Owen Sound — Disgraced Chatsworth church leader Fred King, known to his parishioners simply as “The Prophet,” was sentenced today to 18 months jail followed by two years probation.
His church, which came to public attention first through a W5 television expose, has disbanded, according to defence lawyer Paul Mergler.
King, 57, pleaded guilty in May to nine assaults which took place between Dec. 12, 1988 and Aug. 10, 2008, mostly in Chatsworth Township or elsewhere in Grey County, and in one case in Peel Region, involving four church members.
The abuse included squeezing a child’s hand with crushing force for fighting with a sister, and beating a teen in church in front of its members after she’d tried to run away. King also beat a young man stripped of clothes in front of his mother, leaving him standing outside for hours at night as mosquitoes bit him.
Grey County Crown attorney Michael Martin said King, who led the church since 1986, was “all powerful within that religious denomination” and often preached for hours on end. He alone decided when behaviour needed “correction” and what form it took.
King, a tall, heavyset man, would “sadistically humiliate and repeatedly assault women . . . and children with complete impunity,” Martin said.
This breach of trust was often carried out in front of the congregation, Martin noted. Victims worked in “church-controlled jobs, either as farm labour or within the printing business.”
King had nothing to say when given the opportunity to speak in court Wednesday.
King admitted in the Superior Court of Justice in May to a litany of physical abuse, often designed to humiliate, something Justice Clayton Conlan said he found particularly disturbing as he accepted the sentence recommended by Crown and defence.
He called King’s abuse of his church members a “gross violation” of King’s position of trust. Emotional scars left, he suspects, will never heal. The “sordid” facts were the primary aggravating factor in deciding the sentence.
But to his credit, King pleaded guilty, saving the justice system time and avoiding aggravation the victims would have had to endure at trial. He’s a first offender, Conlan said.
King’s victims in the charges he admitted to include three males between 11 and 19 years of age at the time, and Carol Christie. She and husband John Christie did not attend the sentencing because they attended a funeral instead.
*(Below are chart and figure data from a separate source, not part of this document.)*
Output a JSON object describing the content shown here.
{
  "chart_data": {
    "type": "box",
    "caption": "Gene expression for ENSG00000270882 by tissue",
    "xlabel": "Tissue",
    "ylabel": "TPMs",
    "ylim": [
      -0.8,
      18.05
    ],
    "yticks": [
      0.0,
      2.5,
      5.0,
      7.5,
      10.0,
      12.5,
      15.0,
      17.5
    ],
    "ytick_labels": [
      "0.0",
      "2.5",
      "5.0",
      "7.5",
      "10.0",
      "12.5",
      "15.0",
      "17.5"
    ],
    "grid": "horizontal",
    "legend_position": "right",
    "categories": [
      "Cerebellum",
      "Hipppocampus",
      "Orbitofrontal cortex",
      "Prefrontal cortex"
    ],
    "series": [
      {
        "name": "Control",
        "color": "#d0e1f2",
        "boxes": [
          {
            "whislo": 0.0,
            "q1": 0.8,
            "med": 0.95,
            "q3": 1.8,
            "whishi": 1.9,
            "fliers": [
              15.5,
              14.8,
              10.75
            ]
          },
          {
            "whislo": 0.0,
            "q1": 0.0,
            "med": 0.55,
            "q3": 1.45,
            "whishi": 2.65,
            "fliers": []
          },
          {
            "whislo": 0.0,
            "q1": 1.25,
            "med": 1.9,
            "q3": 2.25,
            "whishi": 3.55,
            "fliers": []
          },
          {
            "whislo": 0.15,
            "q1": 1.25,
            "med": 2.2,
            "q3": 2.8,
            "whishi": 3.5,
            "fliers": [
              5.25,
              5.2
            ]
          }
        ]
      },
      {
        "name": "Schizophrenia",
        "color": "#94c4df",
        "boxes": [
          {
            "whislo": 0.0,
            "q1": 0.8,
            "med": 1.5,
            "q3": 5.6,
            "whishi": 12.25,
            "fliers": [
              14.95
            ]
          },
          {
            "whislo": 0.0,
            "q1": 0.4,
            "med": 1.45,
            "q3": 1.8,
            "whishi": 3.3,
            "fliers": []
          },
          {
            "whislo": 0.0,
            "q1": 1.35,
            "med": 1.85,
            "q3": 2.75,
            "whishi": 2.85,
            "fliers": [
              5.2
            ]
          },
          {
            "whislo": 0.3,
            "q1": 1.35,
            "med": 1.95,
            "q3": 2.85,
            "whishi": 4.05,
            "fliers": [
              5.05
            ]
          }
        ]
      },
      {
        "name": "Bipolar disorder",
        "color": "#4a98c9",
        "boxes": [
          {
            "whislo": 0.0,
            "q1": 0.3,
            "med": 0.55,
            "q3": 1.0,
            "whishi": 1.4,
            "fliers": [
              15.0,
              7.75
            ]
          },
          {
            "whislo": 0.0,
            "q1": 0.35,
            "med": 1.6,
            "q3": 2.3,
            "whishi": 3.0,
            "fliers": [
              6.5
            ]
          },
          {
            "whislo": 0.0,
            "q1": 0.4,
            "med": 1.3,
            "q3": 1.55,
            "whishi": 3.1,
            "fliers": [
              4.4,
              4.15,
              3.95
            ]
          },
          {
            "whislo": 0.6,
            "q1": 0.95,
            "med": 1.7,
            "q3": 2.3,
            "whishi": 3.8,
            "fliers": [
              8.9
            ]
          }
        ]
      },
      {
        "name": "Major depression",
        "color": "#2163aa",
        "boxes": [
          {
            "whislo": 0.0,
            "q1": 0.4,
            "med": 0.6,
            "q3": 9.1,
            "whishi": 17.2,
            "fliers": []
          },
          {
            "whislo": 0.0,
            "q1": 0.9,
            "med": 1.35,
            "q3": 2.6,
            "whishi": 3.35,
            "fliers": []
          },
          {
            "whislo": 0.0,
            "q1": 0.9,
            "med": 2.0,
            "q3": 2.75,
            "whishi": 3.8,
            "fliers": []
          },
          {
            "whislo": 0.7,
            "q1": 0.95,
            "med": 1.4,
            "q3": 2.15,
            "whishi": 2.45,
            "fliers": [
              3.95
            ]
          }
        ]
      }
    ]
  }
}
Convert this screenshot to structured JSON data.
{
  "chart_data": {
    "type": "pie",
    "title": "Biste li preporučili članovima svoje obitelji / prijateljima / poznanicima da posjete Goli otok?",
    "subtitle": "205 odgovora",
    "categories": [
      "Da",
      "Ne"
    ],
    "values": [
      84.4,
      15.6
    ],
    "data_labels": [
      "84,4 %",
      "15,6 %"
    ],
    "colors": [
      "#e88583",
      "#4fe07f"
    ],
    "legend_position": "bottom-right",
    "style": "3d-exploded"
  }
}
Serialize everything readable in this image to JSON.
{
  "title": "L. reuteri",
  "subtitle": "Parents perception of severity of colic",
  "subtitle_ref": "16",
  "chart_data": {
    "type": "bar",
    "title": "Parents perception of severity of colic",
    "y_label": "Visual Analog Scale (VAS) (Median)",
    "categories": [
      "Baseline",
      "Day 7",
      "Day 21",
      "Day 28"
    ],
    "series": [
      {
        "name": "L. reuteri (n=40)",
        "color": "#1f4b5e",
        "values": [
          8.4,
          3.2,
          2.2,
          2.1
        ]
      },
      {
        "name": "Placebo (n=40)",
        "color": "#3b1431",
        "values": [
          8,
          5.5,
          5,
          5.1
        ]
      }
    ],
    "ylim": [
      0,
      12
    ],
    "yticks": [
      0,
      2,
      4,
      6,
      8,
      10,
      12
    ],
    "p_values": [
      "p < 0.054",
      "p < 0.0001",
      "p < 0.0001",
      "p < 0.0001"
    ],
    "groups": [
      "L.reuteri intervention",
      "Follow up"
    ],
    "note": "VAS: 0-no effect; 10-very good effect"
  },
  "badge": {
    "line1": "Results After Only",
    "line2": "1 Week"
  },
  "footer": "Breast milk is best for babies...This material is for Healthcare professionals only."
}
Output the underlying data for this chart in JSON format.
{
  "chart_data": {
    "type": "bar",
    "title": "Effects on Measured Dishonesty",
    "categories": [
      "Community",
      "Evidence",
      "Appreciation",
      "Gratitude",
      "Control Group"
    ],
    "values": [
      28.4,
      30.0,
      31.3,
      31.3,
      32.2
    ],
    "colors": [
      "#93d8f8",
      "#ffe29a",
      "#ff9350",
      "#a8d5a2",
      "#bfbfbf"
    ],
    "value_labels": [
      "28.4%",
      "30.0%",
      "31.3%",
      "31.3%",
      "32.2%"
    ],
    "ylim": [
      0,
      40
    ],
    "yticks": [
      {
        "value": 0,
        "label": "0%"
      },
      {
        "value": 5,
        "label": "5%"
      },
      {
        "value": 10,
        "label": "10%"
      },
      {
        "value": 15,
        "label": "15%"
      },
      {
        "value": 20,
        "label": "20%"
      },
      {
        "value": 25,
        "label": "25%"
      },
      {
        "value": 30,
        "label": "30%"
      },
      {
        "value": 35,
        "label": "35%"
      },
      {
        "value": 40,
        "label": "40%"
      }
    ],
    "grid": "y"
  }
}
Only Christie, 63, of Owen Sound, may be named under terms of a publication ban, which was lifted on her name with her agreement. The ban was imposed to protect the privacy of the other victims at the Crown’s request.
After a particularly severe and humiliating attack in front of parishioners, which was detailed in court, Christie ran from the church in March 2008, never to return. Two of the charges King pleaded to related to assaults on her when she was roughly 35 to 55 years old.
Christie came forward and was featured on a W5 investigative report, and in local media in 2012, which detailed abuse allegations. The television report led the OPP to investigate, Martin said.
Christie and her husband wrote a book about her experiences in the church.
A former church member has alleged that Fred King had many wives at once who were handed down from his father, Stan King. But no polygamy charges ever resulted from the 16-month police investigation.
Among charges that were withdrawn Wednesday were six allegations of sexual misconduct including on a young girl and a woman. In two cases the charges alleged repeated sexual assaults. The Crown said he stands behind the credibility of Christie, one of those complaints.
Defence lawyer Mergler said late disclosure of information led to the plea arrangement and withdrawal of the sex related charges.
Mergler, said its been tough on his client while facing these charges and before, when a civil suit was settled with a number of complainants who all received “very significant” damage awards.
So it could be argued, he said, financial “restitution” has already been made to the extent possible. He also said there were “numerous and huge triable issues” in this case which had been set for three weeks of trial before a judge alone.
“There have been death threats,” against King, at least one of which police were told about and which led to imposition of a peace bond, Mergler said. “There was vandalism, including people urinating on the gates to the property. There has been some effective banishment and public vilification, one could say.”
King’s “health has suffered” from stress-related issues which arose with this court matter.
A term of bail required him not to live at home in Chatsworth, but instead in Oakville with his wife and brother Joe, one of his bail guarantors, who died this summer. That required Fred to take on many more duties in the family printing plant, which will miss him while he’s in jail, Mergler said.
Letters from three of King’s children, all adults now, and from his wife, who attended court Wednesday, were submitted for the judge to consider. They work for the family printing business too. “The church has been disbanded. So so all of those people are there because they want to be,” Mergler said.
King always “adamantly denied” any of the sexual charges, he noted. But his crimes, court case precedents and terms of the Criminal Code all “cry out for a jail term” in this case, he said.
“Clearly the time for impunity has past.”
Fred King’s brother, Judson King, is charged with assault with a weapon, sexual assault and three counts of assault between 1981 and 2007. He is to appear in assignment court in the Superior Court of Justice Nov. 7.